I'm not a big fan of George Weigel. I think that his Catholicism is too influenced by his political ideology, as when he jumped through all kinds of hoops to try to defend Bush's Iraqi misadventures. But he has an article in Newsweek that provides essential background reading about the pope's impending trip to Turkey.

Weigel notes that the main purpose of the trip is to build bridges between the western Church and orthodoxy, as Benedict (the successor of Peter) visits Ecumenical Patriarch Bartholomew I (the successor of Andrew). Instead, the media is focusing on Muslim opposition, pointing to demonstrations against Benedict in the wake of his Regensburg lecture. But while this is tangential to the main purpose of the visit, Weigel points to a subtle connection to the Regensburg speech: religious liberty for orthodox Christians in Turkey.
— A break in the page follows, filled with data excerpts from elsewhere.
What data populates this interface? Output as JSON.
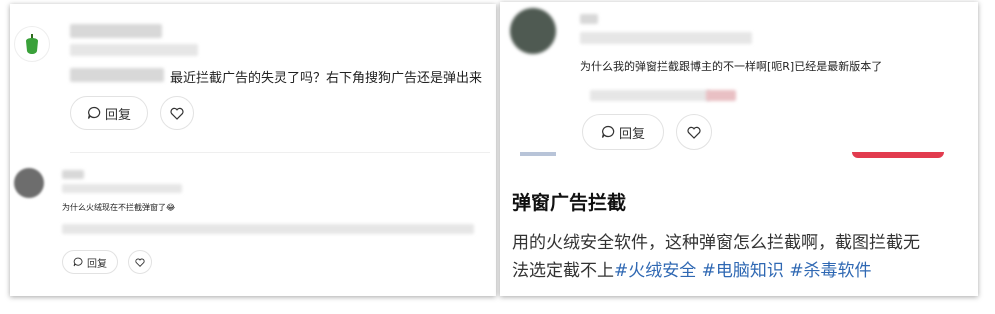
{
  "left_post": {
    "comment1": {
      "text": "最近拦截广告的失灵了吗？右下角搜狗广告还是弹出来",
      "reply_label": "回复"
    },
    "comment2": {
      "text": "为什么火绒现在不拦截弹窗了😂",
      "reply_label": "回复"
    }
  },
  "right_post": {
    "comment": {
      "text": "为什么我的弹窗拦截跟博主的不一样啊[呃R]已经是最新版本了",
      "reply_label": "回复"
    },
    "title": "弹窗广告拦截",
    "body_line1": "用的火绒安全软件，这种弹窗怎么拦截啊，截图拦截无",
    "body_line2_prefix": "法选定截不上",
    "tags": [
      "#火绒安全",
      "#电脑知识",
      "#杀毒软件"
    ]
  },
  "colors": {
    "tag": "#2f68b3",
    "accent_red": "#e23b4e",
    "avatar_green": "#2f9a3a"
  },
  "icons": [
    "comment-bubble-icon",
    "heart-icon"
  ]
}
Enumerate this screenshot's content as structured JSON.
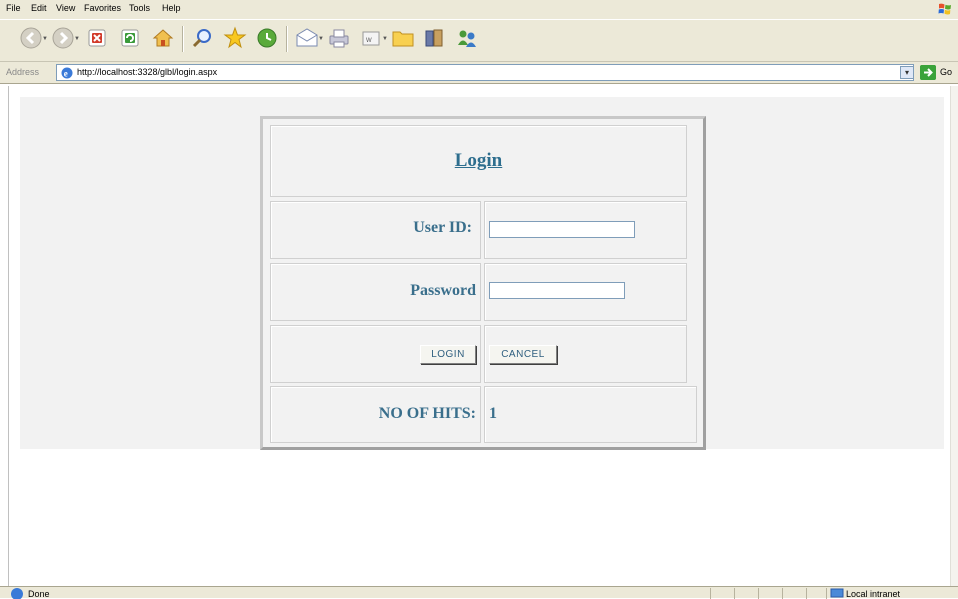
{
  "menu": [
    "File",
    "Edit",
    "View",
    "Favorites",
    "Tools",
    "Help"
  ],
  "address": {
    "label": "Address",
    "url": "http://localhost:3328/glbl/login.aspx",
    "go_label": "Go"
  },
  "login": {
    "title": "Login",
    "user_label": "User ID:",
    "password_label": "Password",
    "user_value": "",
    "password_value": "",
    "login_button": "LOGIN",
    "cancel_button": "CANCEL",
    "hits_label": "NO OF HITS:",
    "hits_value": "1"
  },
  "status": {
    "text": "Done",
    "zone": "Local intranet"
  },
  "toolbar_icons": [
    "back-icon",
    "forward-icon",
    "stop-icon",
    "refresh-icon",
    "home-icon",
    "search-icon",
    "favorites-icon",
    "history-icon",
    "mail-icon",
    "print-icon",
    "edit-icon",
    "folder-icon",
    "research-icon",
    "messenger-icon"
  ],
  "colors": {
    "accent": "#2e6e8e",
    "chrome": "#ece9d8"
  }
}
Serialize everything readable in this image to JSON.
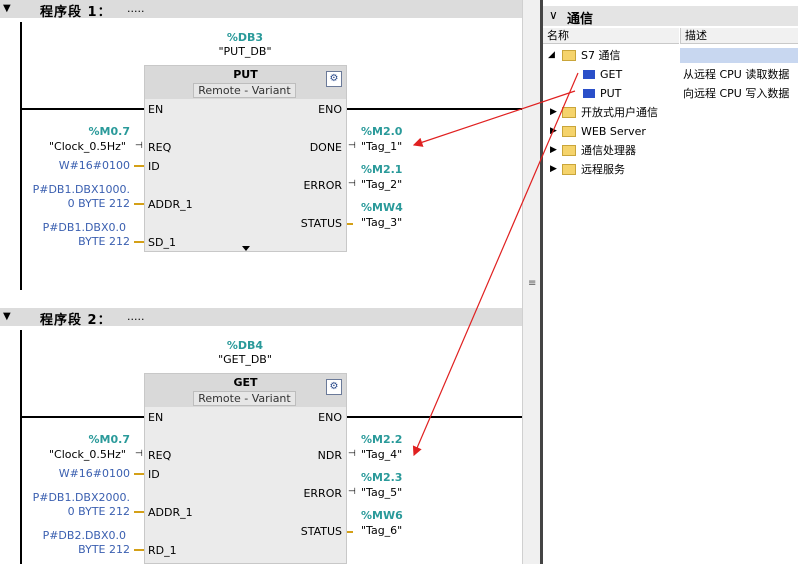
{
  "networks": [
    {
      "title": "程序段 1：",
      "comment": ".....",
      "db_addr": "%DB3",
      "db_name": "\"PUT_DB\"",
      "block_name": "PUT",
      "block_mode_left": "Remote",
      "block_mode_sep": "-",
      "block_mode_right": "Variant",
      "en": "EN",
      "eno": "ENO",
      "inputs": [
        {
          "pin": "REQ",
          "addr": "%M0.7",
          "tag": "\"Clock_0.5Hz\""
        },
        {
          "pin": "ID",
          "value": "W#16#0100"
        },
        {
          "pin": "ADDR_1",
          "line1": "P#DB1.DBX1000.",
          "line2": "0 BYTE 212"
        },
        {
          "pin": "SD_1",
          "line1": "P#DB1.DBX0.0",
          "line2": "BYTE 212"
        }
      ],
      "outputs": [
        {
          "pin": "DONE",
          "addr": "%M2.0",
          "tag": "\"Tag_1\""
        },
        {
          "pin": "ERROR",
          "addr": "%M2.1",
          "tag": "\"Tag_2\""
        },
        {
          "pin": "STATUS",
          "addr": "%MW4",
          "tag": "\"Tag_3\""
        }
      ]
    },
    {
      "title": "程序段 2：",
      "comment": ".....",
      "db_addr": "%DB4",
      "db_name": "\"GET_DB\"",
      "block_name": "GET",
      "block_mode_left": "Remote",
      "block_mode_sep": "-",
      "block_mode_right": "Variant",
      "en": "EN",
      "eno": "ENO",
      "inputs": [
        {
          "pin": "REQ",
          "addr": "%M0.7",
          "tag": "\"Clock_0.5Hz\""
        },
        {
          "pin": "ID",
          "value": "W#16#0100"
        },
        {
          "pin": "ADDR_1",
          "line1": "P#DB1.DBX2000.",
          "line2": "0 BYTE 212"
        },
        {
          "pin": "RD_1",
          "line1": "P#DB2.DBX0.0",
          "line2": "BYTE 212"
        }
      ],
      "outputs": [
        {
          "pin": "NDR",
          "addr": "%M2.2",
          "tag": "\"Tag_4\""
        },
        {
          "pin": "ERROR",
          "addr": "%M2.3",
          "tag": "\"Tag_5\""
        },
        {
          "pin": "STATUS",
          "addr": "%MW6",
          "tag": "\"Tag_6\""
        }
      ]
    }
  ],
  "panel": {
    "title": "通信",
    "col_name": "名称",
    "col_desc": "描述",
    "tree": [
      {
        "label": "S7 通信",
        "desc": ""
      },
      {
        "label": "GET",
        "desc": "从远程 CPU 读取数据"
      },
      {
        "label": "PUT",
        "desc": "向远程 CPU 写入数据"
      },
      {
        "label": "开放式用户通信",
        "desc": ""
      },
      {
        "label": "WEB Server",
        "desc": ""
      },
      {
        "label": "通信处理器",
        "desc": ""
      },
      {
        "label": "远程服务",
        "desc": ""
      }
    ]
  },
  "colors": {
    "accent_teal": "#2a9a9a",
    "address_blue": "#3a5fb0",
    "arrow_red": "#e02020",
    "wire_orange": "#d4a017"
  }
}
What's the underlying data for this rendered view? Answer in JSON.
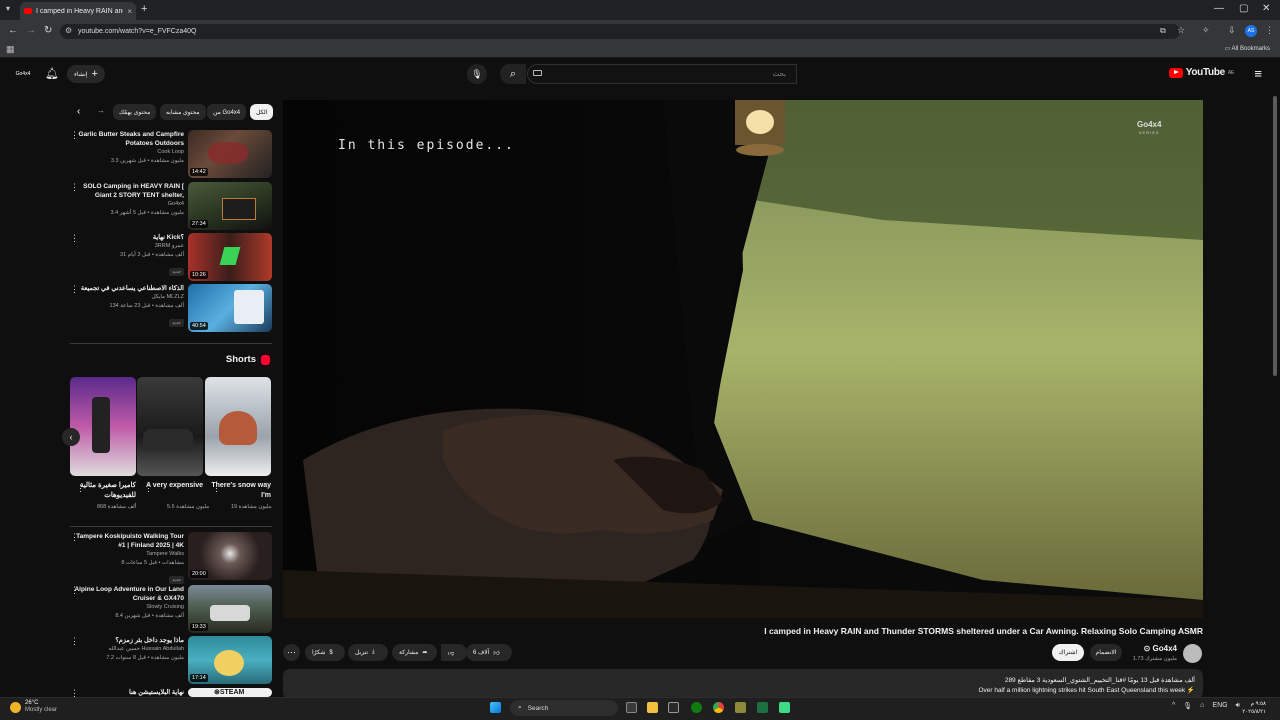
{
  "browser": {
    "tab_title": "I camped in Heavy RAIN and Thunder STORMS sheltered under a Car Awning. Relaxing Solo Camping ASMR",
    "url": "youtube.com/watch?v=e_FVFCza40Q",
    "all_bookmarks": "All Bookmarks",
    "profile": "AS"
  },
  "header": {
    "logo": "YouTube",
    "region": "AE",
    "search_placeholder": "بحث",
    "create_label": "إنشاء",
    "avatar_text": "Go4x4"
  },
  "chips": [
    "الكل",
    "من Go4x4",
    "محتوى مشابه",
    "محتوى يهمّك"
  ],
  "sidebar": {
    "videos": [
      {
        "title": "Garlic Butter Steaks and Campfire Potatoes Outdoors",
        "channel": "Cook Loop",
        "views": "3.3 مليون مشاهدة • قبل شهرين",
        "duration": "14:42"
      },
      {
        "title": "SOLO Camping in HEAVY RAIN [ Giant 2 STORY TENT shelter,",
        "channel": "Go4x4",
        "views": "3.4 مليون مشاهدة • قبل 5 أشهر",
        "duration": "27:34"
      },
      {
        "title": "نهاية Kick؟",
        "channel": "3RRM عمرو",
        "views": "31 ألف مشاهدة • قبل 3 أيام",
        "duration": "10:26",
        "badge": "جديد"
      },
      {
        "title": "الذكاء الاصطناعي يساعدني في تجميعة",
        "channel": "مايكل MLZLZ",
        "views": "134 ألف مشاهدة • قبل 23 ساعة",
        "duration": "40:54",
        "badge": "جديد"
      }
    ],
    "shorts_heading": "Shorts",
    "shorts": [
      {
        "title": "There's snow way I'm",
        "views": "19 مليون مشاهدة"
      },
      {
        "title": "A very expensive",
        "views": "5.6 مليون مشاهدة"
      },
      {
        "title": "كاميرا صغيرة مثالية للفيديوهات",
        "views": "868 ألف مشاهدة"
      }
    ],
    "videos2": [
      {
        "title": "Tampere Koskipuisto Walking Tour #1 | Finland 2025 | 4K",
        "channel": "Tampere Walks",
        "views": "8 مشاهدات • قبل 5 ساعات",
        "duration": "20:00",
        "badge": "جديد"
      },
      {
        "title": "Alpine Loop Adventure in Our Land Cruiser & GX470",
        "channel": "Slowly Cruising",
        "views": "8.4 ألف مشاهدة • قبل شهرين",
        "duration": "19:33"
      },
      {
        "title": "ماذا يوجد داخل بئر زمزم؟",
        "channel": "حسين عبدالله Hussain Abdullah",
        "views": "7.2 مليون مشاهدة • قبل 8 سنوات",
        "duration": "17:14"
      },
      {
        "title": "نهاية البلايستيشن هنا",
        "channel": "",
        "views": "",
        "duration": ""
      }
    ]
  },
  "player": {
    "overlay_text": "In this episode...",
    "watermark": "Go4x4",
    "watermark_sub": "SERIES"
  },
  "video": {
    "title": "I camped in Heavy RAIN and Thunder STORMS sheltered under a Car Awning. Relaxing Solo Camping ASMR",
    "channel": "Go4x4",
    "subscribers": "1.73 مليون مشترك",
    "join": "الانضمام",
    "subscribe": "اشتراك",
    "likes": "6 آلاف",
    "share": "مشاركة",
    "download": "تنزيل",
    "thanks": "شكرًا",
    "meta": "289 ألف مشاهدة قبل 13 يومًا  #قنا_التخييم_الشتوي_السعودية 3 مقاطع",
    "description": "Over half a million lightning strikes hit South East Queensland this week ⚡"
  },
  "taskbar": {
    "temp": "26°C",
    "weather": "Mostly clear",
    "search": "Search",
    "time": "٩:٥٨ م",
    "date": "٢٠٢٥/٨/٢١",
    "lang": "ENG"
  }
}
To put it mildly, Turkey's treatment of this small community is shameful, and this should raise grave questions over Turkey's fitness for EU membership. Weigel documents the following injustices:

* "It is Turkish law, not the canons of the Orthodox Church, that determines who is eligible to be elected ecumenical patriarch, and Turkish law limits the pool of possible candidates to Turkish citizens living in Turkey."

* "The Turkish government closed the patriarchate's seminary, the Theological School of Halki, in 1971, and has refused, despite numerous requests, to reopen it."

* "Turkey will not grant the Ecumenical Patriarchate legal 'personality,' in defiance of the Lausanne Treaty of 1923, which defined the legal position of minorities in Turkey; this refusal to deal with the patriarchate as a legal "person" (as churches are regarded throughout the West) is, according to the patriarchate memo, 'a major source of many other problems'."

* "The Turkish government blocks work permits for non-Turkish citizens who wish to work at the Ecumenical Patriarchate."

* "The Ecumenical Patriarchate is not permitted to own property; thus it owns none of the churches under its religious jurisdiction."

* "Turkish authorities have also confiscated houses, apartment buildings, schools, monasteries and lands that were once owned by the Ecumenical Patriarchate; the state seized the patriarchate's 36 cemeteries, which are now the property of various legal subdivisions of the city of Istanbul; and, earlier this year, the state confiscated the boys' orphanage run by the patriarchate."

* "The Turkish government also determines who may teach in the elementary schools that serve the Orthodox community, and enforces a six-year "approval" process to control the flow of books to Orthodox school libraries."
This gets to the heart of the issue of religious liberty and reciprocity of treatment for other religion in predominantly Muslim countries (when will there be a church near Mecca to match the mosque overlooking the Vatican?). Turkey is about as secular as Muslim countries come, and these restrictions remain. If Benedict's visit manages to highlight the predicament of this ancient struggling community, then it will not have been in vain.